Tom opened his eyes to see an ambulance ceiling. The engine roared, siren blared, and the gurney shook. “Take me back.”

“Mr. Pereira, we’re almost to the hospital,” said a trim young man who looked barely out of high school. A high wind could snap him like a twig.

“I don’t want to go. I’ll be fine. Just need to sleep it off. This has happened before.” Honestly, Kelly should have listened to him. He knew he’d babbled something to her before he zoned out. He did remember how soft her hand was as she touched his cheek. Of course, she’d worried. He hadn’t told her anything about his history. Didn’t think he needed to. Maybe that had been a mistake.

But if his neurologist heard about this . . . Tom tried to sit up.

“Oh no you don’t.” Twig-boy pushed him down with a capable wiry hand. The kid had strength. “You’re going to get checked out before they send you home.”

“Great.” He knew he was making a tough patient, but he couldn’t help himself.

“Do you have a headache, Mr. Pereira?”

“A little.”

“Intensity level on a scale of one to ten, one being almost none and ten being the worst pain you’ve ever felt?”

“Uh, maybe a six.” His head pounded a little, but he could handle it. He hadn’t had a headache in several months.

“Okay.” As the EMT made a note, the radio squawked.

Tom forced himself to close his eyes and let the sway of the ambulance lull him back into the quiet. As long as Kelly didn’t figure out a way to contact his family, he’d deal with the hospital visit just fine.

Kelly paced the emergency room lobby. They wouldn’t let her back with Tom. She got that. She kept glancing up every time the glass double doors whooshed open to see if Mrs. Pereira had arrived.

The older woman sounded concerned when Kelly called her, thanks to Mrs. Acres giving her an emergency contact number. Surely, this constituted an emergency. Mrs. Pereira had said she would come right away.

The doors opened again, and in came an older woman with hair as fiercely curly as Tom’s, with a nose like his, and warm, brown eyes. Mrs. Pereira, of course.

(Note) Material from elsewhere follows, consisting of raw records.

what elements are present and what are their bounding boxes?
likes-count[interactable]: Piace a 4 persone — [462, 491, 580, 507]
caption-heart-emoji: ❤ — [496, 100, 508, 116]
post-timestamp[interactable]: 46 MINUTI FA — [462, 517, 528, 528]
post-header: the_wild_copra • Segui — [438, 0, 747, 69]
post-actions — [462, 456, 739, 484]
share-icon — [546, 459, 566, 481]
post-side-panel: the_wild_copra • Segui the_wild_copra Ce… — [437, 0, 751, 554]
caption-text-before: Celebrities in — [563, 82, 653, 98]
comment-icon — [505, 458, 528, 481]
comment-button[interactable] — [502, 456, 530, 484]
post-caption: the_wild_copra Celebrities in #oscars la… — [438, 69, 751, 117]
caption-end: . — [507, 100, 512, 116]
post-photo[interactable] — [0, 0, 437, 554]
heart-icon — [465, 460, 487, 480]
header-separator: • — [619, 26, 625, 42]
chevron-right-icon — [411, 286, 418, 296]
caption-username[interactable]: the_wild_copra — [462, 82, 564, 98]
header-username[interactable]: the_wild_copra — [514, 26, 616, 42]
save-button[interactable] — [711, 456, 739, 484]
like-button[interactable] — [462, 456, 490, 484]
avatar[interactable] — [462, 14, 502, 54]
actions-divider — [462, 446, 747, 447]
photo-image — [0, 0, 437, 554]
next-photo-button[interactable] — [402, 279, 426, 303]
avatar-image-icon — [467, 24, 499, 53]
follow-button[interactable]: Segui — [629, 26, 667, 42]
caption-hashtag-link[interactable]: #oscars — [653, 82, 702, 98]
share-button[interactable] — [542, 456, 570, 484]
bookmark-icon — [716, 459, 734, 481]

“Mrs. Pereira.” Kelly approached the woman who wore a simple pantsuit and slip-on loafers. She suddenly remembered her own appearance, wearing her favorite ancient jeans and button-down work shirt, covered with equally ancient stains.

“You must be Kelly.” The woman embraced her, which came as a surprise. “Thank you for calling me. That boy of mine won’t. Stubborn.”

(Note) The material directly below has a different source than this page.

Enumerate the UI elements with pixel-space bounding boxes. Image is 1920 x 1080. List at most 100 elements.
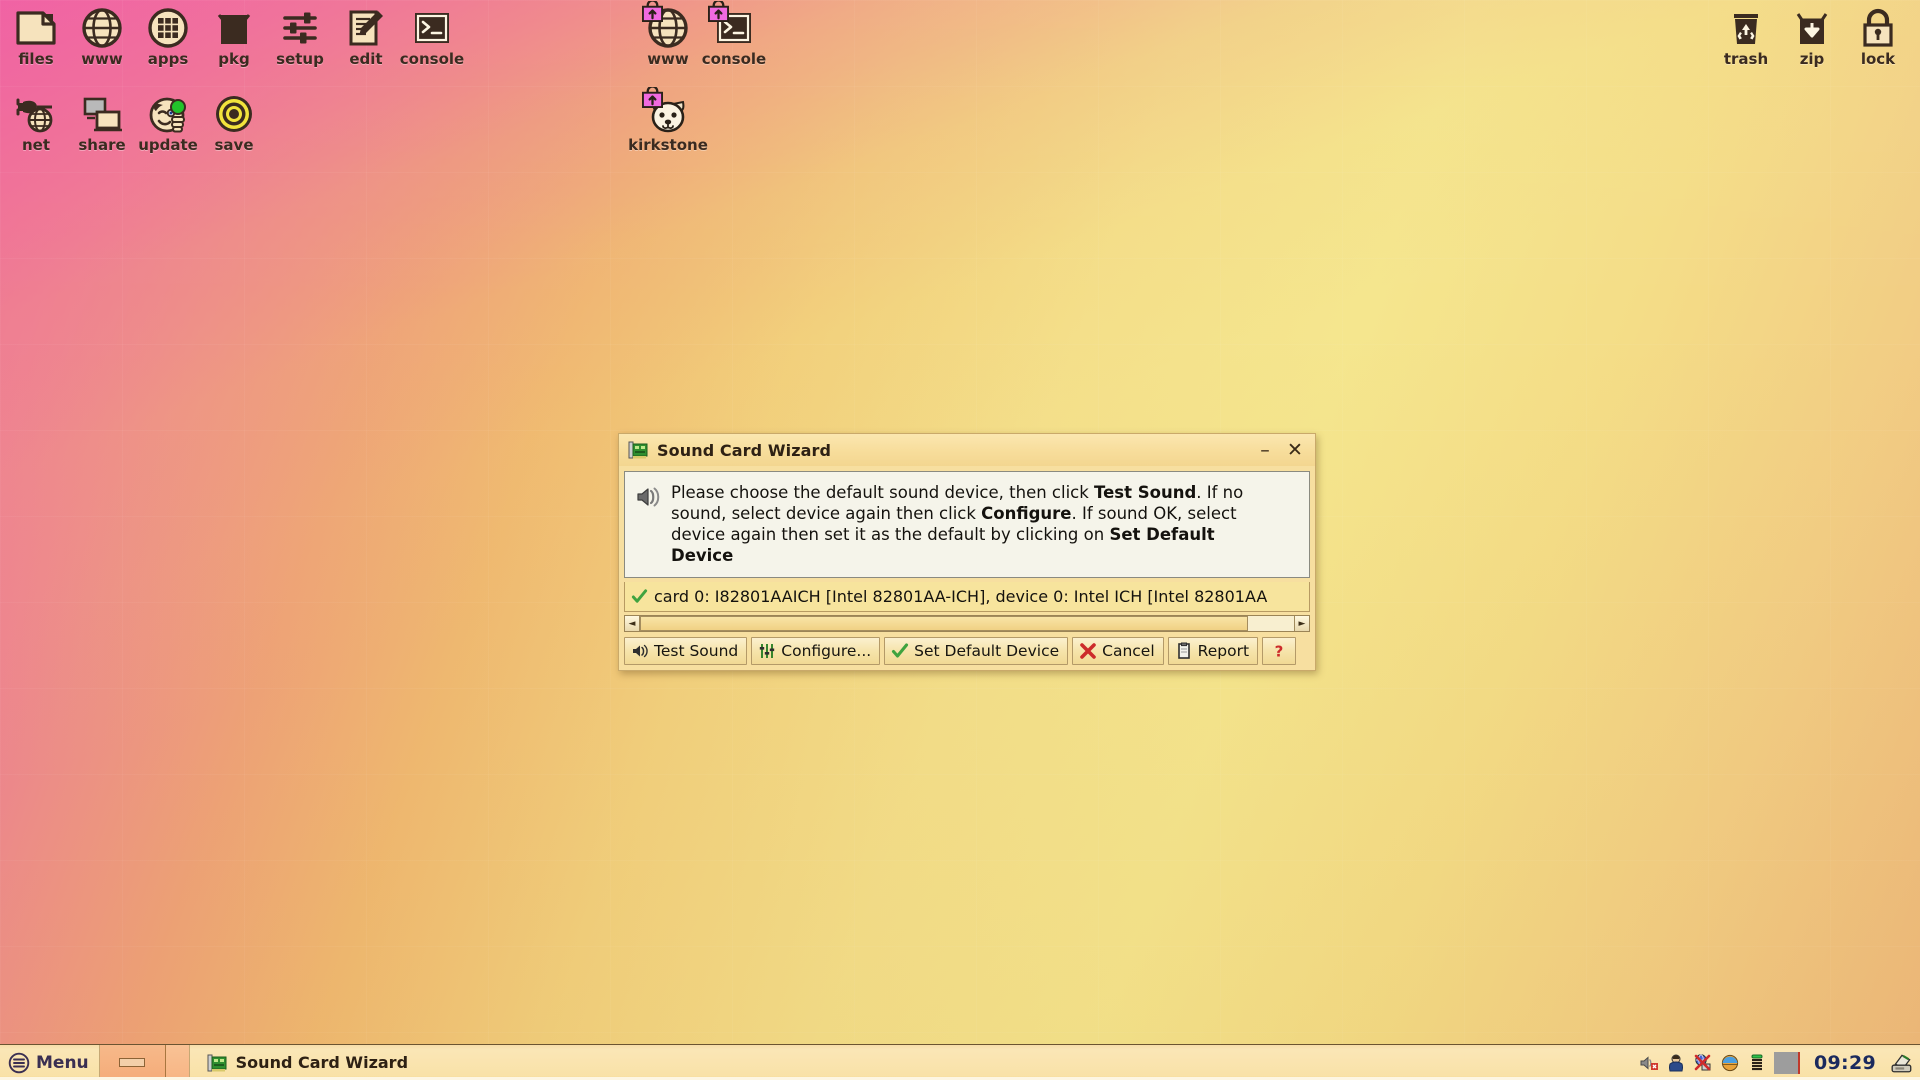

“Well, I’m not surprised.” Kelly shook her head. “I mean, we barely know each other, Tom and I. But he seems like he could be stubborn.”

“You have that part of him figured out, though.”

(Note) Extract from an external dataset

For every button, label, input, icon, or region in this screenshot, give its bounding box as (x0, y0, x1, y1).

“Do you want a coffee or anything? Or a soda?” Kelly gestured to a bank of vending machines on one wall. “We might be here a while. Of course, they won’t tell me anything, since I’m not family.”

“I’m fine right now.” Mrs. Pereira squared her shoulders. “As far as not knowing anything, I’ll see what I can do.”

Kelly nodded and watched the older woman go to the reception desk before she headed to the vending machine for a cold drink. She purchased a soda then found a pair of cushioned chairs in a quiet corner.

Mrs. Pereira joined her shortly. “Well, they wouldn’t tell me anything, either. But they did say they would let Tom know I’m here.” She sank onto the chair beside Kelly.

“That’s good. I’m not sure if they told him I was there . . .” Kelly took a sip of her drink. “So what happened to Tom, that he has these seizures, if you don’t mind me asking?”

“It happened during his military service. A freak accident, nothing combat related.” Mrs. Pereira frowned. “Anyway, he’s done great for a long time. I hadn’t thought about it in a long time, either. I finally felt like we had a break, that Tom was going to have a break, too. So how do you two know each other again?”

“I . . . I just started working at Gray House. I’m a textile conservator and they hired me to restore an old quilt. So I’m living and working on-site.”

“Are you from around here?”

“I’m . . . I’m from the Haverhill area. I was able to break my lease and move here.”

“What does your family think about you moving just like that?”

“I . . . um . . . I really don’t have any family to speak of.” Kelly hadn’t admitted that to anyone since, well, she couldn’t remember.

“Everyone has family, dear. I can’t imagine you not having anyone to care about where you are.”